Objective
Differences in cognition and brain structure have been found in youth with type 1 diabetes compared to controls, even after relatively short disease duration. To determine whether severity of clinical presentation contributes to these differences, we obtained structural MRI scans in youth ages 7–17 who were either newly diagnosed with type 1 diabetes (<3.5 months from diagnosis, n=46) or a sibling without diabetes (n=28).
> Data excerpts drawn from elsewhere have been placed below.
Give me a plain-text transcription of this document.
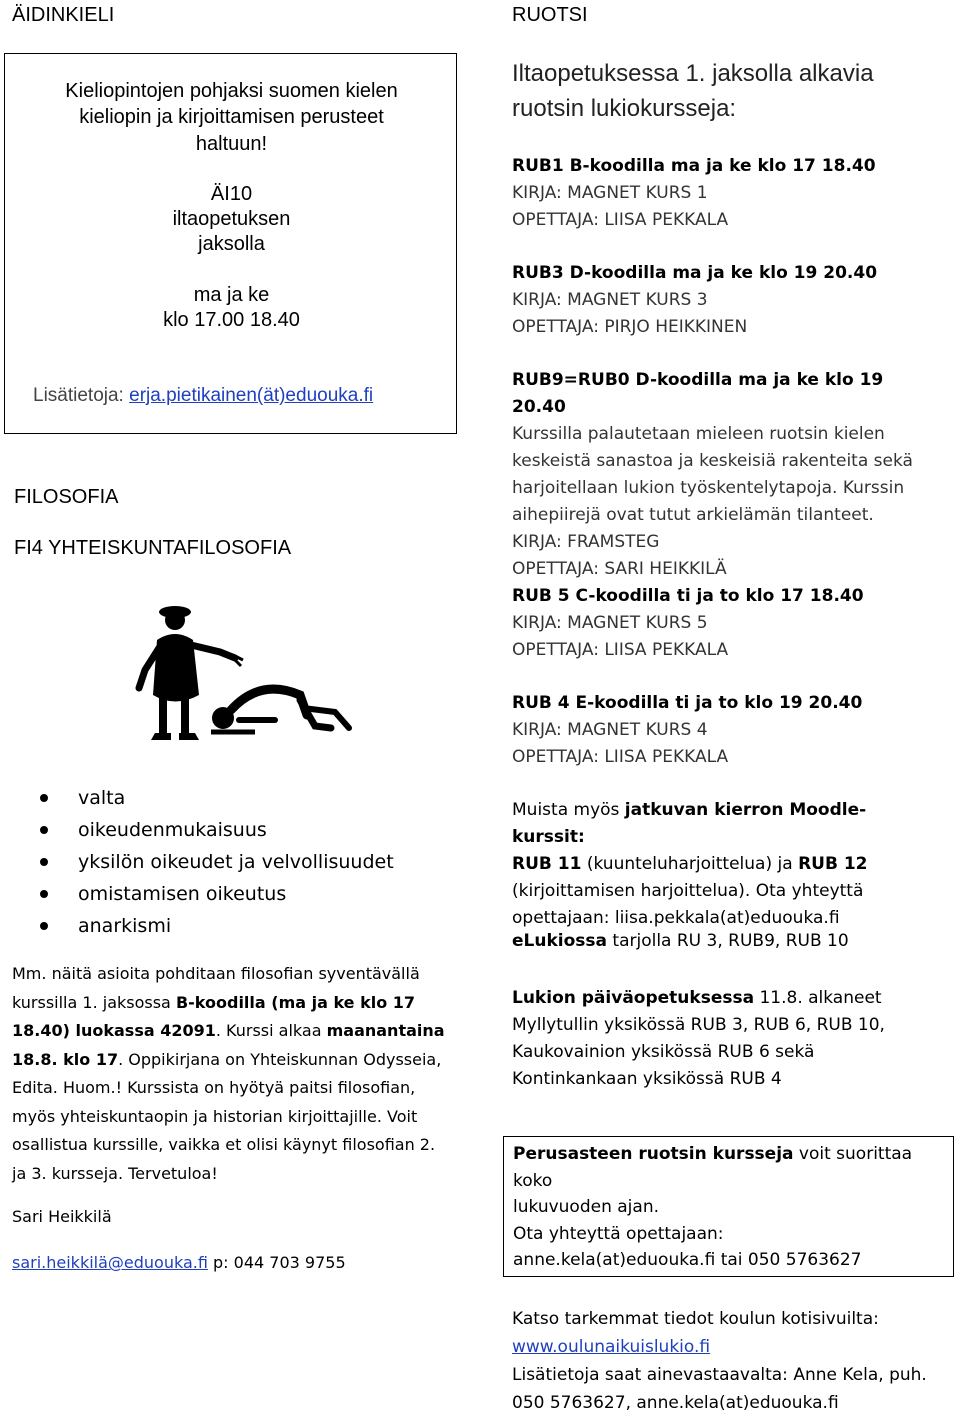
ÄIDINKIELI
Kieliopintojen pohjaksi suomen kielen
kieliopin ja kirjoittamisen perusteet
haltuun!
ÄI10
iltaopetuksen
jaksolla
ma ja ke
klo 17.00 18.40
Lisätietoja: erja.pietikainen(ät)eduouka.fi
FILOSOFIA
FI4 YHTEISKUNTAFILOSOFIA
valta
oikeudenmukaisuus
yksilön oikeudet ja velvollisuudet
omistamisen oikeutus
anarkismi
Mm. näitä asioita pohditaan filosofian syventävällä kurssilla 1. jaksossa B-koodilla (ma ja ke klo 17 18.40) luokassa 42091. Kurssi alkaa maanantaina 18.8. klo 17. Oppikirjana on Yhteiskunnan Odysseia, Edita. Huom.! Kurssista on hyötyä paitsi filosofian, myös yhteiskuntaopin ja historian kirjoittajille. Voit osallistua kurssille, vaikka et olisi käynyt filosofian 2. ja 3. kursseja. Tervetuloa!
Sari Heikkilä
sari.heikkilä@eduouka.fi p: 044 703 9755
RUOTSI
Iltaopetuksessa 1. jaksolla alkavia ruotsin lukiokursseja:
RUB1 B-koodilla ma ja ke klo 17 18.40
KIRJA: MAGNET KURS 1
OPETTAJA: LIISA PEKKALA
RUB3 D-koodilla ma ja ke klo 19 20.40
KIRJA: MAGNET KURS 3
OPETTAJA: PIRJO HEIKKINEN
RUB9=RUB0 D-koodilla ma ja ke klo 19 20.40
Kurssilla palautetaan mieleen ruotsin kielen
keskeistä sanastoa ja keskeisiä rakenteita sekä
harjoitellaan lukion työskentelytapoja. Kurssin
aihepiirejä ovat tutut arkielämän tilanteet.
KIRJA: FRAMSTEG
OPETTAJA: SARI HEIKKILÄ
RUB 5 C-koodilla ti ja to klo 17 18.40
KIRJA: MAGNET KURS 5
OPETTAJA: LIISA PEKKALA
RUB 4 E-koodilla ti ja to klo 19 20.40
KIRJA: MAGNET KURS 4
OPETTAJA: LIISA PEKKALA
Muista myös jatkuvan kierron Moodle-kurssit:
RUB 11 (kuunteluharjoittelua) ja RUB 12
(kirjoittamisen harjoittelua). Ota yhteyttä
opettajaan: liisa.pekkala(at)eduouka.fi
eLukiossa tarjolla RU 3, RUB9, RUB 10
Lukion päiväopetuksessa 11.8. alkaneet
Myllytullin yksikössä RUB 3, RUB 6, RUB 10,
Kaukovainion yksikössä RUB 6 sekä
Kontinkankaan yksikössä RUB 4
Perusasteen ruotsin kursseja voit suorittaa koko
lukuvuoden ajan.
Ota yhteyttä opettajaan:
anne.kela(at)eduouka.fi tai 050 5763627
Katso tarkemmat tiedot koulun kotisivuilta:
www.oulunaikuislukio.fi
Lisätietoja saat ainevastaavalta: Anne Kela, puh.
050 5763627, anne.kela(at)eduouka.fi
Research Design and Methods
Severity of presentation was measured by the presence of diabetic ketoacidosis (DKA) and degree of hyperglycemia exposure (hemoglobin A1c (HbA1c)) at diagnosis. Magnetic resonance images were obtained using T1-weighted, T2-weighted, and Diffusion Weighted sequences.
Results
Within the group with type 1 diabetes, 12 subjects presented in DKA, and 34 did not. After controlling for age, sex and multiple comparisons, the type 1 diabetes group had lower volume in the left temporal-parietal-occipital cortex compared to controls. Within the type 1 diabetes group, DKA at presentation was associated with lower radial, axial and mean diffusivity throughout major white matter tracts and higher HbA1c was associated with lower hippocampal, thalamic, and cerebellar white matter volumes, lower right posterior parietal cortical thickness and greater right occipital cortical thickness.
Conclusion
These data suggest that severity of clinical presentation is an important factor in predicting brain structural differences in youth with type 1 diabetes approximately 3 months after diagnosis.